Es necesario desde el ejecutivo y los gobiernos locales establecer sistemas de medición y de rendición de cuentas para observar el impacto de las estrategias planteadas. De forma que se asegure un control territorial por parte del Estado en materia administrativa, judicial, policial y militar…
Los procesos de securitización en la región y en la misma Colombia no han logrado contener las tasas de homicidios y otros delitos, las cuales son muy superiores a las de Europa y Asia, cifras que vienen siendo registradas incluso desde antes de la presencia del crimen organizado.
Una forma apropiada de dar sostenibilidad a una estrategia de seguridad debe iniciar por evolucionar hacia una medición constante de la percepción de seguridad con métodos que vayan más allá de generar estadísticas operacionales relacionadas con capturas e incautaciones, que causan tan solo un efecto periodístico al mostrar los resultados de los grandes operativos, y aunque necesarios, terminan por invisibilizar el trabajo continuo de los uniformados para hacerse más cercano a la comunidad.

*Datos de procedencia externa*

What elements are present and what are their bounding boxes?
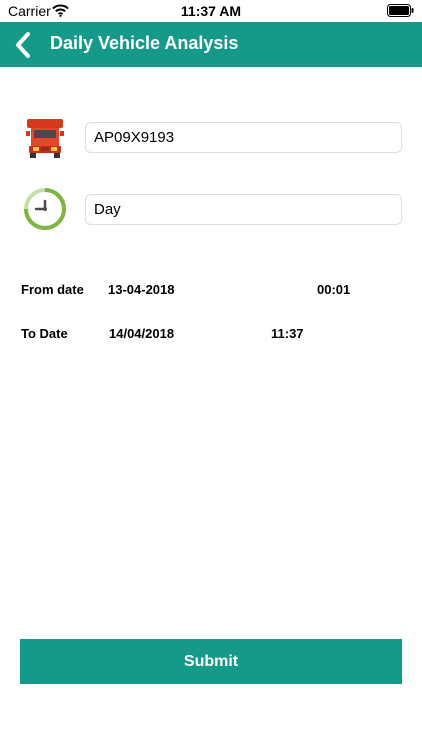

La securitización, lo que sí logra de manera efectiva, es ahondar en el debilitamiento de la proximidad con la comunidad, al apartarse la Fuerza Pública del conocimiento de las problemáticas sociales y dejar a un lado la focalización del servicio; procesos que han demostrado eficiencia en la prevención y reducción del delito a lo largo de los años.
En este sentido, y aunque es obvio, se deben robustecer los programas de prevención a partir de la segmentación de las zonas de mayor riesgo y comprender de forma diferenciada el fenómeno y sus características, así como interiorizar el análisis de los altos costos en vidas y monetarios de combatir el crimen.
Prevenir desde todo punto de vista, genera menos riesgos para la sociedad y la Fuerza Pública, y requiere en la mayoría de los casos una menor inversión de dinero con resultados que perduran en el tiempo.
La securitización, la mano dura o los planes choque resultan insuficientes en el mediano y largo plazo si no son acompañados con políticas públicas de amplia cobertura en los sectores urbanos y rurales que contemplen el desarrollo de acciones de inclusión social, de cultura, educación, reconstrucción del tejido social, y de resiliencia para edificar sociedades más equitativas.
Es necesario desde el ejecutivo y los gobiernos locales establecer sistemas de medición y de rendición de cuentas para observar el impacto de las estrategias planteadas. De forma que se asegure un control territorial por parte del Estado en materia administrativa, judicial, policial y militar que responda a la gravedad de la problemática y se oriente a proteger a la ciudadanía.
Es trascendental, que en el inicio de la gestión de los nuevos alcaldes y gobernadores, de manera conjunta con el gobierno nacional se hagan esfuerzos en materia de seguridad pública, en donde se generen capacidades orientadas al análisis, focalización, priorización y prevención de la criminalidad, y por supuesto establecer programas sociales, y así se evita la urgencia mediática de presentar al ciudadano resultados inmediatos carentes de efectividad sostenible.